Stress is more pronounced among women and non-binary students. 76% of female respondents and 81% of non-binary respondents noted that the pandemic has caused them stress and anxiety as opposed to 55% of male respondents. 77% of female and non-binary students reported experiencing the same or more stress/anxiety than they did a year ago.
“Young people have been in college on a campus and then are forced to go back home with a family that maybe they aren’t either out to or maybe they’re out as gay, but not necessary as non-binary because they’re either exploring or figuring that out themselves,” said Shane Windmeyer, executive director of Campus Pride, an organization that provides a range of services and information for LGBTQ college students.
Another issue impacting non-binary students is lack of proper pronouns in online learning, noted Windmeyer. “People using their pronouns respectfully has been a challenge with online learning because it’s less personal,” he said.
Other data points note that stressors include the pandemic’s impact on education (54%), impact on physical health (41%), impact on finances (34%) and inability to enjoy everything campus normally has to offer (40%). 64% said they intended to seek out emotional support from friends, family and/or campus counseling or mental health services.
Dennington said it’s important that colleges and universities recognize that health issues continue. 27% of the respondents indicated they have tested positive for COVID-19 since Thanksgiving 2021. 48% of respondents said they want more remote health and well-being support in the form of student health or mental health services.
“[Colleges and universities] should be looking at ways they can make those resources available and make those students feel supported. Also, letting the students know about the resources that are in place and available to them,” said Dennington. “Students feel a lot of stress and anxiety around COVID and continued issues from that. It’s something that people should be keeping front of mind as they’re developing their protocols and procedures and the resources they’re going to make available to their students.”
Lack of access to an LGBTQ community can intensify stress for non-binary and other queer students, said Windmeyer. Since the onset of the pandemic, Campus Pride has had programming that tries to maintain the feeling of a safe space for LGBTQ students to laugh, cry, cope and connect.

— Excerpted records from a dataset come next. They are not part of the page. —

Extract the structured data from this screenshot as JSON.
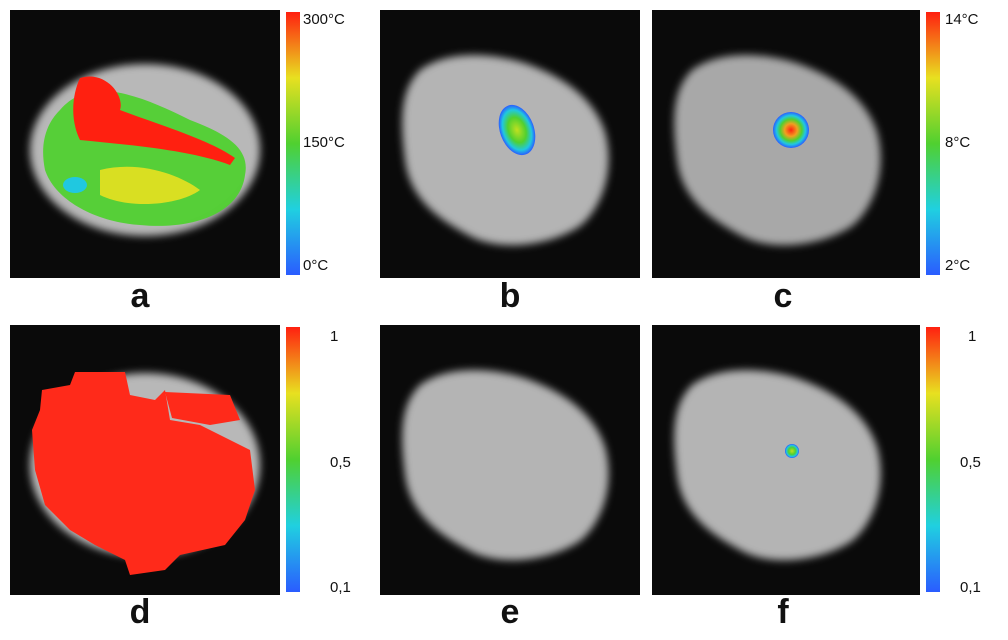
{
  "panels": [
    {
      "label": "a",
      "colorbar": [
        "300°C",
        "150°C",
        "0°C"
      ]
    },
    {
      "label": "b"
    },
    {
      "label": "c",
      "colorbar": [
        "14°C",
        "8°C",
        "2°C"
      ]
    },
    {
      "label": "d",
      "colorbar": [
        "1",
        "0,5",
        "0,1"
      ]
    },
    {
      "label": "e"
    },
    {
      "label": "f",
      "colorbar": [
        "1",
        "0,5",
        "0,1"
      ]
    }
  ]
}
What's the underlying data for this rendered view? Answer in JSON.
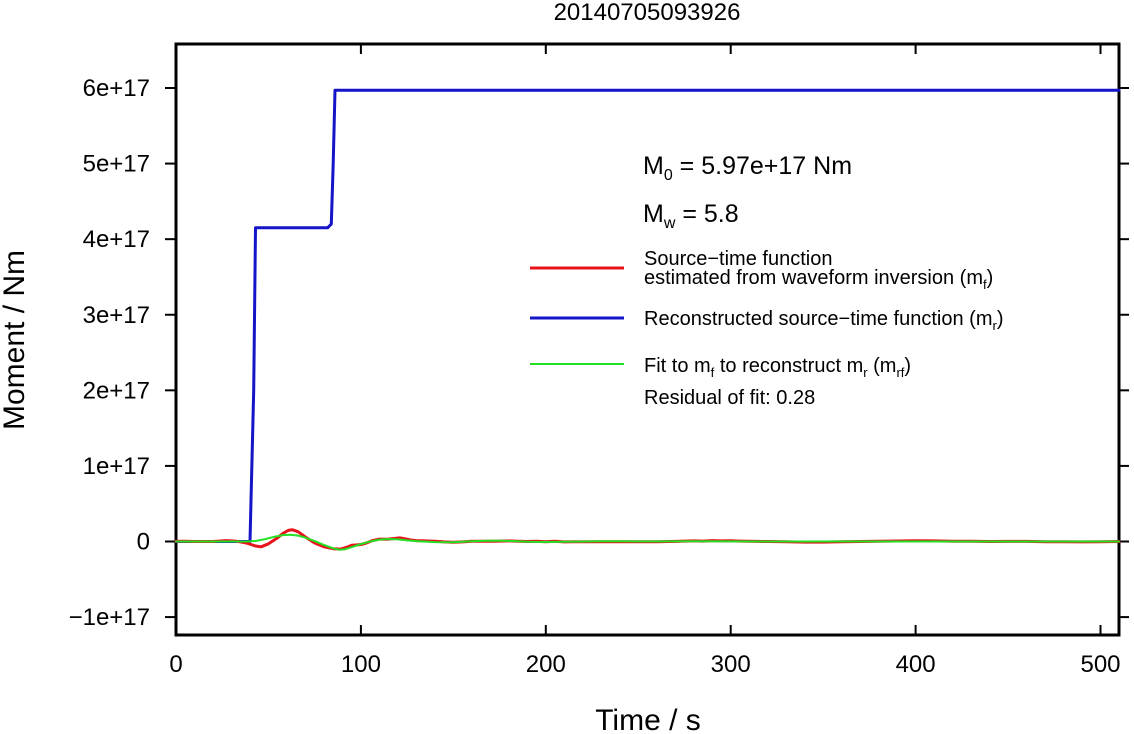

“Interaction and engagement are really important for a young LGBTQ person,” Windmeyer said. “That has been a real challenge. Even if they can find it online, it’s just not the same. Through our programming, we’ve tried our best to maintain connection and engagement, to talk openly about mental health and how to cope.”
Prior to the pandemic, TimelyMD was working with approximately 15 institutions and now works with more than 150. The demand for telehealth has increased exponentially as students study virtually either from home or from other off-campus locations.
“COVID has pushed us into more of a virtual lifestyle,” said Dennington. “Even once COVID has become endemic and part of life we won’t go back to everything being the same as it was before as far as everything being in person.
“You’re going to have more non-traditional students who are living off-campus, living remotely and attending virtually,” he added. “To provide equitable services for them you need a virtual solution as far as healthcare and mental healthcare are concerned.”